Two different programmatic APIs can be used to access ResourceBundles. Note that both APIs work with all kinds of ResourceBundles, whether GNU gettext generated classes, or other .class or .properties files.

  1. The java.util.ResourceBundle API.

    In particular, its getString function returns a string translation. Note that a missing translation yields a MissingResourceException.

    This has the advantage of being the standard API. And it does not require any additional libraries, only the msgcat generated .properties files or the msgfmt generated .class files. But it cannot do plural handling, even if the resource was generated by msgfmt from a PO file with plural handling.

  2. The gnu.gettext.GettextResource API.

    Reference documentation in Javadoc 1.1 style format is in the javadoc2 directory.

    Its gettext function returns a string translation.
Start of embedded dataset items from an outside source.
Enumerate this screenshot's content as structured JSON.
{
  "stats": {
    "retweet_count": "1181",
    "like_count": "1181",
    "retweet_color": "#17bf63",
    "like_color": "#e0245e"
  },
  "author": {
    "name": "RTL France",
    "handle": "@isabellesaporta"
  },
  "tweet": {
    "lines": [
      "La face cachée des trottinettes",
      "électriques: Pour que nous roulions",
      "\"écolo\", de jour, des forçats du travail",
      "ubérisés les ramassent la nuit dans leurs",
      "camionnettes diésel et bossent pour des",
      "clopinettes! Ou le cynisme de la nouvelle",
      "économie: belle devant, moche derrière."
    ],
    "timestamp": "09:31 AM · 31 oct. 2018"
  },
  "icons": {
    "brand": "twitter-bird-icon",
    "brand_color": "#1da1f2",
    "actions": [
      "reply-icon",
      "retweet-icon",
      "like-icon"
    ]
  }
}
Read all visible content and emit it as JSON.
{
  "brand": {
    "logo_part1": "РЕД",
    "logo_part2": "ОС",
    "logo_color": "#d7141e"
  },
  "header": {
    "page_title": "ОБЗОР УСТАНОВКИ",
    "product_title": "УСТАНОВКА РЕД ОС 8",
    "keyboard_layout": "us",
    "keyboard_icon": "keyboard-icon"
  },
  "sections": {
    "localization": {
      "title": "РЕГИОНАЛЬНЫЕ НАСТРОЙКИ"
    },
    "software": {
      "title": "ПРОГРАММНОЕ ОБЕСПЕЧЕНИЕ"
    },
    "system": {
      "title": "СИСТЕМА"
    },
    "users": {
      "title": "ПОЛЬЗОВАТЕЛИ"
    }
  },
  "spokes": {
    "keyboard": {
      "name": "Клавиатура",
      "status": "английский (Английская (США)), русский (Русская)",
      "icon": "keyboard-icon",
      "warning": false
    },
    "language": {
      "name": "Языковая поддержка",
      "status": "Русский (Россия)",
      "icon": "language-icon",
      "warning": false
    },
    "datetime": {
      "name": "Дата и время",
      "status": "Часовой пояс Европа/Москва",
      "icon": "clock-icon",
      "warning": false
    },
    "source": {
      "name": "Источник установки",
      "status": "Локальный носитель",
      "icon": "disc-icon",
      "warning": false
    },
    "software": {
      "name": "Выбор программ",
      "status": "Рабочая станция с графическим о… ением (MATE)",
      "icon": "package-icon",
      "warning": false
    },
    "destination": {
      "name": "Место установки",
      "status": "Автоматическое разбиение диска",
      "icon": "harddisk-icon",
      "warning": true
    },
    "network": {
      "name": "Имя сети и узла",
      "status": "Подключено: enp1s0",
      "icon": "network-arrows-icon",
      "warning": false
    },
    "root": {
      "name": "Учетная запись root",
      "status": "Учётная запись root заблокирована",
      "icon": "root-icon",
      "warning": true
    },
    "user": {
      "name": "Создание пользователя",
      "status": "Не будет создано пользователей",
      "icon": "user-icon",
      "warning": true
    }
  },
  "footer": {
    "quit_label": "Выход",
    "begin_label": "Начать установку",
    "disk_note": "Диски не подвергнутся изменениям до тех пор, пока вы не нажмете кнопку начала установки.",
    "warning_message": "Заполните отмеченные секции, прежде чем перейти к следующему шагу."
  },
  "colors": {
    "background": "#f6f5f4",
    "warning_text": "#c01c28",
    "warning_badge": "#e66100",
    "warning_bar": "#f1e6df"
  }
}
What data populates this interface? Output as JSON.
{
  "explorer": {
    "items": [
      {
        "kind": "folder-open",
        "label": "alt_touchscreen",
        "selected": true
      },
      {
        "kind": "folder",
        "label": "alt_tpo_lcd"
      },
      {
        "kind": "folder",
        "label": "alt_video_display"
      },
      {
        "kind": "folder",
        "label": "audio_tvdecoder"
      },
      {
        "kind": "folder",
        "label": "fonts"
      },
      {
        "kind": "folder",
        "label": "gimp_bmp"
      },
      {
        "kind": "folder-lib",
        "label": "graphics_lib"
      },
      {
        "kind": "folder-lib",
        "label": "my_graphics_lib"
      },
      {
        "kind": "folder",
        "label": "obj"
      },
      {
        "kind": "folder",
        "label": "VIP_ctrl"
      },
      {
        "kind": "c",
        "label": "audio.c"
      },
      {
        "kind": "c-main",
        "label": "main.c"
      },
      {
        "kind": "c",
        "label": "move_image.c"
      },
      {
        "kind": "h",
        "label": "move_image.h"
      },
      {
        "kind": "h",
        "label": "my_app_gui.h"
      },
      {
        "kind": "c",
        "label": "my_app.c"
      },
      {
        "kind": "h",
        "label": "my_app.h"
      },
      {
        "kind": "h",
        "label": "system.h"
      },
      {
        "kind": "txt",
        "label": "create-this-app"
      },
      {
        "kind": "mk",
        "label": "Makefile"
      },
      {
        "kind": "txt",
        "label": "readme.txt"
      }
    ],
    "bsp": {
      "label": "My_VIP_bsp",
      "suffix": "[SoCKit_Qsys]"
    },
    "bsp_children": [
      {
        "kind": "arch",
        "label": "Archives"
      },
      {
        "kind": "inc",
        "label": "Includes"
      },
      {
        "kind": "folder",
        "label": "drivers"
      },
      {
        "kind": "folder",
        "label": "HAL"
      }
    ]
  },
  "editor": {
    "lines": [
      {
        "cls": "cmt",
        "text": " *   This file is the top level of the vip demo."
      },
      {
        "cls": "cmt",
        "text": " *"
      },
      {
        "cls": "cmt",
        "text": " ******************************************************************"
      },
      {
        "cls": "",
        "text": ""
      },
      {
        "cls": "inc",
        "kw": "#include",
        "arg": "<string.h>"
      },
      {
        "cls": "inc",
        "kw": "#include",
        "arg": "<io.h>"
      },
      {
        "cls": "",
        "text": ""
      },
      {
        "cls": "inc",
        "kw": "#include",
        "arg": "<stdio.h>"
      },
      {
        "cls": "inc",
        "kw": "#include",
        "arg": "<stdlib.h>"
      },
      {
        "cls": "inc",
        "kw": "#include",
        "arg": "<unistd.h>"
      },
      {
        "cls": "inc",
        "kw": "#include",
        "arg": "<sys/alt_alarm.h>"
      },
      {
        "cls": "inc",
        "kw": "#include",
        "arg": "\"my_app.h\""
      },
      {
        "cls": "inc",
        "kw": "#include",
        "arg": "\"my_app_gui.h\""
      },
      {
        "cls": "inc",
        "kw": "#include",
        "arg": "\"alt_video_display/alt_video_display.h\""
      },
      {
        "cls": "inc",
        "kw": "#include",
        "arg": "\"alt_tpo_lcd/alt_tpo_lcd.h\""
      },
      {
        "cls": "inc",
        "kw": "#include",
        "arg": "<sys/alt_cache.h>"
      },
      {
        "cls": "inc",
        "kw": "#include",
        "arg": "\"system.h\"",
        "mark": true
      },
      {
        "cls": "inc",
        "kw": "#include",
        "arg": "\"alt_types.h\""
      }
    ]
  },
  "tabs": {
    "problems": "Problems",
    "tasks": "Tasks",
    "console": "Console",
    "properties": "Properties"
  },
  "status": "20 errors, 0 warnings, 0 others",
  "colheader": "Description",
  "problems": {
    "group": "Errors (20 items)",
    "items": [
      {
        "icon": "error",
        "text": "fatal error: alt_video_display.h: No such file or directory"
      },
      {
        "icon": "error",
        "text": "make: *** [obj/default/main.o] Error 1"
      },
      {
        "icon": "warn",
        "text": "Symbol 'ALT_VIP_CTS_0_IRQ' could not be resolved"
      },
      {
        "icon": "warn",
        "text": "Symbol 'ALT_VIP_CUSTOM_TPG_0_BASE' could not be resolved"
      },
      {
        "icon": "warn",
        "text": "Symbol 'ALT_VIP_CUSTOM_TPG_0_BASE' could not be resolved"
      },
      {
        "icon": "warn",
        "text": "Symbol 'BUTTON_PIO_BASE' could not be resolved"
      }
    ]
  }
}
Note that when a translation is missing, the msgid argument is returned unchanged.

    This has the advantage of having the ngettext function for plural handling and the pgettext and npgettext for strings constraint to a particular context.

    To use this API, one needs the libintl.jar file which is part of the GNU gettext package and distributed under the LGPL.

Four examples, using the second API, are available in the examples directory: hello-java, hello-java-awt, hello-java-swing, hello-java-qtjambi.

Now, to make use of the API and define a shorthand for ‘getString’, there are three idioms that you can choose from:

  • (This one assumes Java 1.5 or newer.) In a unique class of your project, say ‘Util’, define a static variable holding the ResourceBundle instance and the shorthand:

    private static ResourceBundle myResources =
      ResourceBundle.getBundle("domain-name");
    public static String i18n(String s) {
      return myResources.getString(s);
    }

    All classes containing internationalized strings then contain

    import static Util.i18n;

    and the shorthand is used like this:

    System.out.println(i18n("Operation completed."));
  • In a unique class of your project, say ‘Util’, define a static variable holding the ResourceBundle instance:

    public static ResourceBundle myResources =
      ResourceBundle.getBundle("domain-name");

    All classes containing internationalized strings then contain

    private static ResourceBundle res = Util.myResources;
    private static String i18n(String s) { return res.getString(s); }

    and the shorthand is used like this:

    System.out.println(i18n("Operation completed."));
  • You add a class with a very short name, say ‘S’, containing just the definition of the resource bundle and of the shorthand:

    public class S {
      public static ResourceBundle myResources =
        ResourceBundle.getBundle("domain-name");
      public static String i18n(String s) {
        return myResources.getString(s);
      }
    }

    and the shorthand is used like this:

    System.out.println(S.i18n("Operation completed."));

Which of the three idioms you choose, will depend on whether your project requires portability to Java versions prior to Java 1.5 and, if so, whether copying two lines of codes into every class is more acceptable in your project than a class with a single-letter name.